Surrounding yourself with the right people

As much as it sucks, the people that you love to be around 9 times out of 10 don’t support you. In some cases that maybe completely false, because its all about who you surround yourself with. it’s very important to surround yourself around people who want nothing but the best for you.

I’ve had to eliminate a few people out of my life because they weren’t supportive or encouraging. You need people around you thats going to contribute to your success that wants to see you WIN. We need people in our lives who pushes to be our greatest selves, who wants us to be the best US we can be. We get discouraged when things aren’t happening at the speed we want them to, yes this is true.. thats why it is important to have those supportive people around you to give you that extra PUSH that you need!

I’m grateful to have supportive people in my life who want to see me do MY THANG! lol They encourage me and push me to do great. We all can have that & I want us ALL to have that. I want us ALL to win & be great. We need to uplift & support each other more!

I believe in you and I love every single last one of you all!

Until next time ❤

making time for ME !

So for as long as I can remember i’ve always put others feelings & happiness before mine. I wanted to be everything for them, what I wanted or needed or how I felt didn’t matter to me because what mattered to me was what they wanted/needed and how they felt.
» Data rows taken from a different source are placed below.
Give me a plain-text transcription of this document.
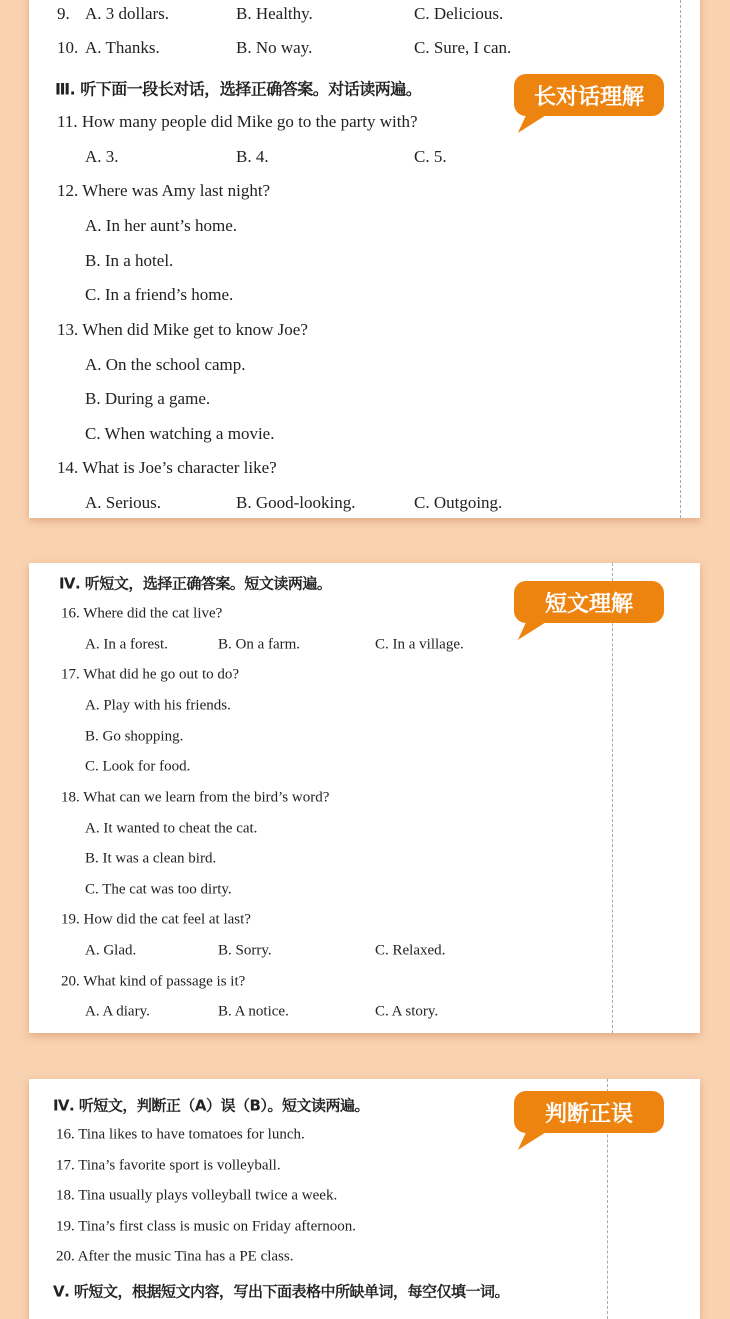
9. A. 3 dollars.	B. Healthy.	C. Delicious.
10. A. Thanks.	B. No way.	C. Sure, I can.
Ⅲ. 听下面一段长对话，选择正确答案。对话读两遍。	长对话理解
11. How many people did Mike go to the party with?
A. 3.	B. 4.	C. 5.
12. Where was Amy last night?
A. In her aunt’s home.
B. In a hotel.
C. In a friend’s home.
13. When did Mike get to know Joe?
A. On the school camp.
B. During a game.
C. When watching a movie.
14. What is Joe’s character like?
A. Serious.	B. Good-looking.	C. Outgoing.
Ⅳ. 听短文，选择正确答案。短文读两遍。
短文理解
16. Where did the cat live?
A. In a forest.	B. On a farm.	C. In a village.
17. What did he go out to do?
A. Play with his friends.
B. Go shopping.
C. Look for food.
18. What can we learn from the bird’s word?
A. It wanted to cheat the cat.
B. It was a clean bird.
C. The cat was too dirty.
19. How did the cat feel at last?
A. Glad.	B. Sorry.	C. Relaxed.
20. What kind of passage is it?
A. A diary.	B. A notice.	C. A story.
Ⅳ. 听短文，判断正（A）误（B）。短文读两遍。	判断正误
16. Tina likes to have tomatoes for lunch.
17. Tina’s favorite sport is volleyball.
18. Tina usually plays volleyball twice a week.
19. Tina’s first class is music on Friday afternoon.
20. After the music Tina has a PE class.
Ⅴ. 听短文，根据短文内容，写出下面表格中所缺单词，每空仅填一词。
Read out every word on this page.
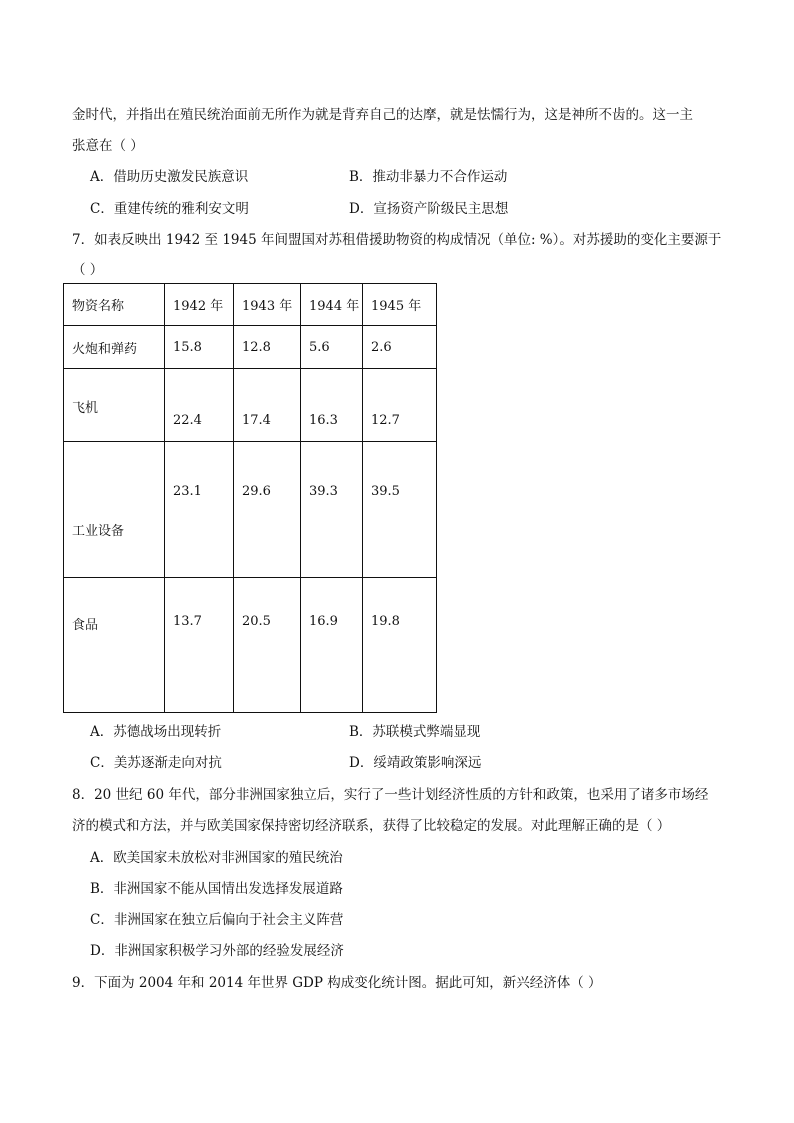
金时代，并指出在殖民统治面前无所作为就是背弃自己的达摩，就是怯懦行为，这是神所不齿的。这一主
张意在（ ）
A．借助历史激发民族意识	B．推动非暴力不合作运动
C．重建传统的雅利安文明	D．宣扬资产阶级民主思想
7．如表反映出 1942 至 1945 年间盟国对苏租借援助物资的构成情况（单位: %）。对苏援助的变化主要源于
（ ）
物资名称	1942 年	1943 年	1944 年	1945 年
火炮和弹药	15.8	12.8	5.6	2.6
飞机	22.4	17.4	16.3	12.7
工业设备	23.1	29.6	39.3	39.5
食品	13.7	20.5	16.9	19.8
A．苏德战场出现转折	B．苏联模式弊端显现
C．美苏逐渐走向对抗	D．绥靖政策影响深远
8．20 世纪 60 年代，部分非洲国家独立后，实行了一些计划经济性质的方针和政策，也采用了诸多市场经
济的模式和方法，并与欧美国家保持密切经济联系，获得了比较稳定的发展。对此理解正确的是（ ）
A．欧美国家未放松对非洲国家的殖民统治
B．非洲国家不能从国情出发选择发展道路
C．非洲国家在独立后偏向于社会主义阵营
D．非洲国家积极学习外部的经验发展经济
9．下面为 2004 年和 2014 年世界 GDP 构成变化统计图。据此可知，新兴经济体（ ）
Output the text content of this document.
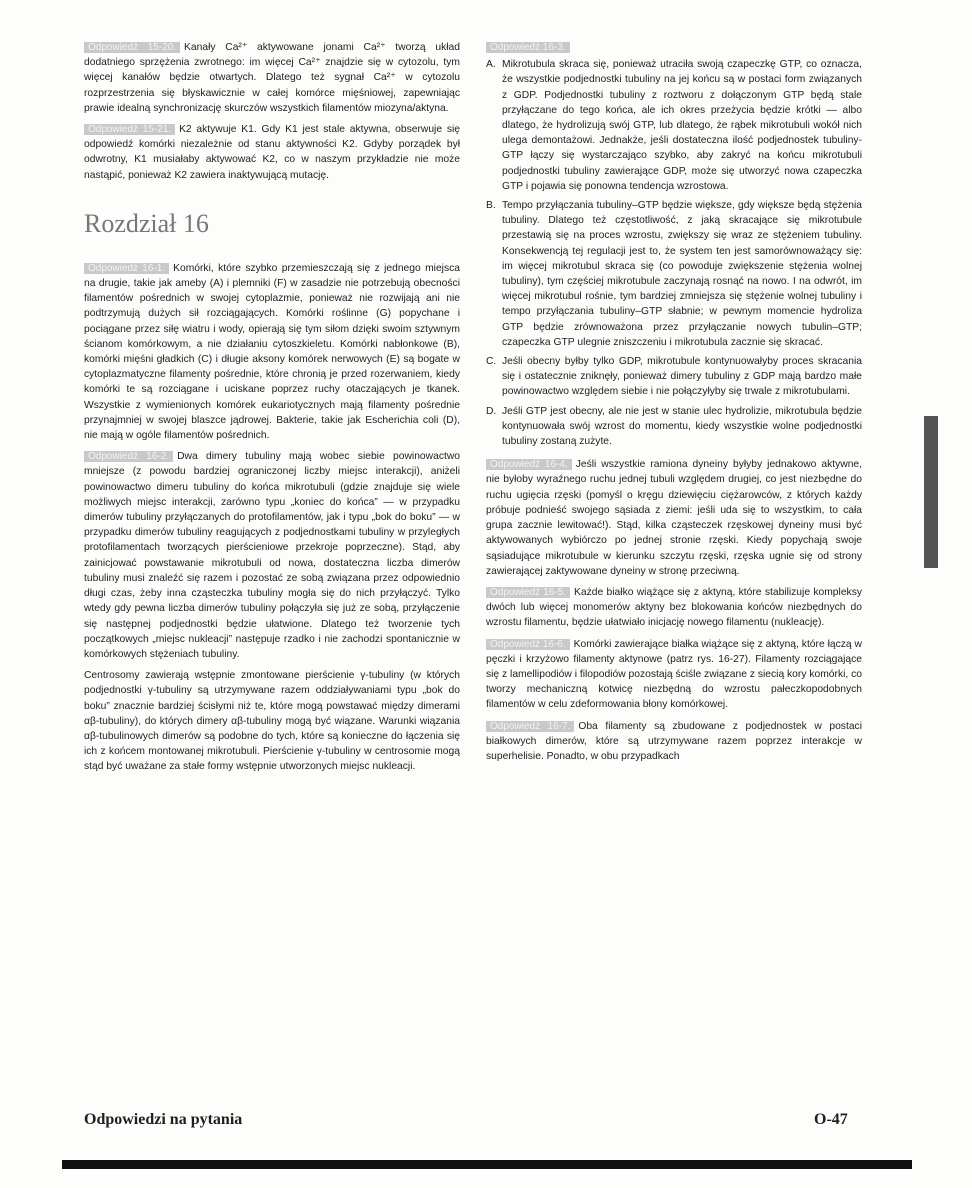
Odpowiedź 15-20. Kanały Ca²⁺ aktywowane jonami Ca²⁺ tworzą układ dodatniego sprzężenia zwrotnego: im więcej Ca²⁺ znajdzie się w cytozolu, tym więcej kanałów będzie otwartych. Dlatego też sygnał Ca²⁺ w cytozolu rozprzestrzenia się błyskawicznie w całej komórce mięśniowej, zapewniając prawie idealną synchronizację skurczów wszystkich filamentów miozyna/aktyna.

Odpowiedź 15-21. K2 aktywuje K1. Gdy K1 jest stale aktywna, obserwuje się odpowiedź komórki niezależnie od stanu aktywności K2. Gdyby porządek był odwrotny, K1 musiałaby aktywować K2, co w naszym przykładzie nie może nastąpić, ponieważ K2 zawiera inaktywującą mutację.

Rozdział 16

Odpowiedź 16-1. Komórki, które szybko przemieszczają się z jednego miejsca na drugie, takie jak ameby (A) i plemniki (F) w zasadzie nie potrzebują obecności filamentów pośrednich w swojej cytoplazmie, ponieważ nie rozwijają ani nie podtrzymują dużych sił rozciągających. Komórki roślinne (G) popychane i pociągane przez siłę wiatru i wody, opierają się tym siłom dzięki swoim sztywnym ścianom komórkowym, a nie działaniu cytoszkieletu. Komórki nabłonkowe (B), komórki mięśni gładkich (C) i długie aksony komórek nerwowych (E) są bogate w cytoplazmatyczne filamenty pośrednie, które chronią je przed rozerwaniem, kiedy komórki te są rozciągane i uciskane poprzez ruchy otaczających je tkanek. Wszystkie z wymienionych komórek eukariotycznych mają filamenty pośrednie przynajmniej w swojej blaszce jądrowej. Bakterie, takie jak Escherichia coli (D), nie mają w ogóle filamentów pośrednich.

Odpowiedź 16-2. Dwa dimery tubuliny mają wobec siebie powinowactwo mniejsze (z powodu bardziej ograniczonej liczby miejsc interakcji), aniżeli powinowactwo dimeru tubuliny do końca mikrotubuli (gdzie znajduje się wiele możliwych miejsc interakcji, zarówno typu „koniec do końca” — w przypadku dimerów tubuliny przyłączanych do protofilamentów, jak i typu „bok do boku” — w przypadku dimerów tubuliny reagujących z podjednostkami tubuliny w przyległych protofilamentach tworzących pierścieniowe przekroje poprzeczne). Stąd, aby zainicjować powstawanie mikrotubuli od nowa, dostateczna liczba dimerów tubuliny musi znaleźć się razem i pozostać ze sobą związana przez odpowiednio długi czas, żeby inna cząsteczka tubuliny mogła się do nich przyłączyć. Tylko wtedy gdy pewna liczba dimerów tubuliny połączyła się już ze sobą, przyłączenie się następnej podjednostki będzie ułatwione. Dlatego też tworzenie tych początkowych „miejsc nukleacji” następuje rzadko i nie zachodzi spontanicznie w komórkowych stężeniach tubuliny.

Centrosomy zawierają wstępnie zmontowane pierścienie γ-tubuliny (w których podjednostki γ-tubuliny są utrzymywane razem oddziaływaniami typu „bok do boku” znacznie bardziej ścisłymi niż te, które mogą powstawać między dimerami αβ-tubuliny), do których dimery αβ-tubuliny mogą być wiązane. Warunki wiązania αβ-tubulinowych dimerów są podobne do tych, które są konieczne do łączenia się ich z końcem montowanej mikrotubuli. Pierścienie γ-tubuliny w centrosomie mogą stąd być uważane za stałe formy wstępnie utworzonych miejsc nukleacji.

Odpowiedź 16-3.

A. Mikrotubula skraca się, ponieważ utraciła swoją czapeczkę GTP, co oznacza, że wszystkie podjednostki tubuliny na jej końcu są w postaci form związanych z GDP. Podjednostki tubuliny z roztworu z dołączonym GTP będą stale przyłączane do tego końca, ale ich okres przeżycia będzie krótki — albo dlatego, że hydrolizują swój GTP, lub dlatego, że rąbek mikrotubuli wokół nich ulega demontażowi. Jednakże, jeśli dostateczna ilość podjednostek tubuliny-GTP łączy się wystarczająco szybko, aby zakryć na końcu mikrotubuli podjednostki tubuliny zawierające GDP, może się utworzyć nowa czapeczka GTP i pojawia się ponowna tendencja wzrostowa.
B. Tempo przyłączania tubuliny–GTP będzie większe, gdy większe będą stężenia tubuliny. Dlatego też częstotliwość, z jaką skracające się mikrotubule przestawią się na proces wzrostu, zwiększy się wraz ze stężeniem tubuliny. Konsekwencją tej regulacji jest to, że system ten jest samorównoważący się: im więcej mikrotubul skraca się (co powoduje zwiększenie stężenia wolnej tubuliny), tym częściej mikrotubule zaczynają rosnąć na nowo. I na odwrót, im więcej mikrotubul rośnie, tym bardziej zmniejsza się stężenie wolnej tubuliny i tempo przyłączania tubuliny–GTP słabnie; w pewnym momencie hydroliza GTP będzie zrównoważona przez przyłączanie nowych tubulin–GTP; czapeczka GTP ulegnie zniszczeniu i mikrotubula zacznie się skracać.
C. Jeśli obecny byłby tylko GDP, mikrotubule kontynuowałyby proces skracania się i ostatecznie zniknęły, ponieważ dimery tubuliny z GDP mają bardzo małe powinowactwo względem siebie i nie połączyłyby się trwale z mikrotubulami.
D. Jeśli GTP jest obecny, ale nie jest w stanie ulec hydrolizie, mikrotubula będzie kontynuowała swój wzrost do momentu, kiedy wszystkie wolne podjednostki tubuliny zostaną zużyte.

Odpowiedź 16-4. Jeśli wszystkie ramiona dyneiny byłyby jednakowo aktywne, nie byłoby wyraźnego ruchu jednej tubuli względem drugiej, co jest niezbędne do ruchu ugięcia rzęski (pomyśl o kręgu dziewięciu ciężarowców, z których każdy próbuje podnieść swojego sąsiada z ziemi: jeśli uda się to wszystkim, to cała grupa zacznie lewitować!). Stąd, kilka cząsteczek rzęskowej dyneiny musi być aktywowanych wybiórczo po jednej stronie rzęski. Kiedy popychają swoje sąsiadujące mikrotubule w kierunku szczytu rzęski, rzęska ugnie się od strony zawierającej zaktywowane dyneiny w stronę przeciwną.

Odpowiedź 16-5. Każde białko wiążące się z aktyną, które stabilizuje kompleksy dwóch lub więcej monomerów aktyny bez blokowania końców niezbędnych do wzrostu filamentu, będzie ułatwiało inicjację nowego filamentu (nukleację).

Odpowiedź 16-6. Komórki zawierające białka wiążące się z aktyną, które łączą w pęczki i krzyżowo filamenty aktynowe (patrz rys. 16-27). Filamenty rozciągające się z lamellipodiów i filopodiów pozostają ściśle związane z siecią kory komórki, co tworzy mechaniczną kotwicę niezbędną do wzrostu pałeczkopodobnych filamentów w celu zdeformowania błony komórkowej.

Odpowiedź 16-7. Oba filamenty są zbudowane z podjednostek w postaci białkowych dimerów, które są utrzymywane razem poprzez interakcje w superhelisie. Ponadto, w obu przypadkach

Odpowiedzi na pytania	O-47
That didn’t do anything to me but hurt me, like broke me down. It had that effect on me because I was so focused on being enough for them that I never took the time out to make sure I was enough for ME , Jada! That has been my problem up until now at 11:58pm. I’m going to start making time for me. I’m going to put my thoughts and feelings before anyone else no matter who they are. I deserve it! I know my worth and I refuse to settle for anything less than what I deserve. I got really tired of people only liking me or wanted to be around me or connected to me because of what I was able to do for them. If you aren’t genuinely in my corner and hoping for the best for me and rooting for me then I don’t need you…..PERIOD!

So its now 12:01AM a new day, August 21st, 2019 & I’m starting something new. I’m beginning to make time for me & putting me FIRST!

THATS THAT ON THAT PERIOD ! ❤

until next time

I thought I overcame it…

So its currently 2:09 AM while i’m typing. I honestly have a lot on my mind right now and I don’t know any other way to cope with it other than to write about it.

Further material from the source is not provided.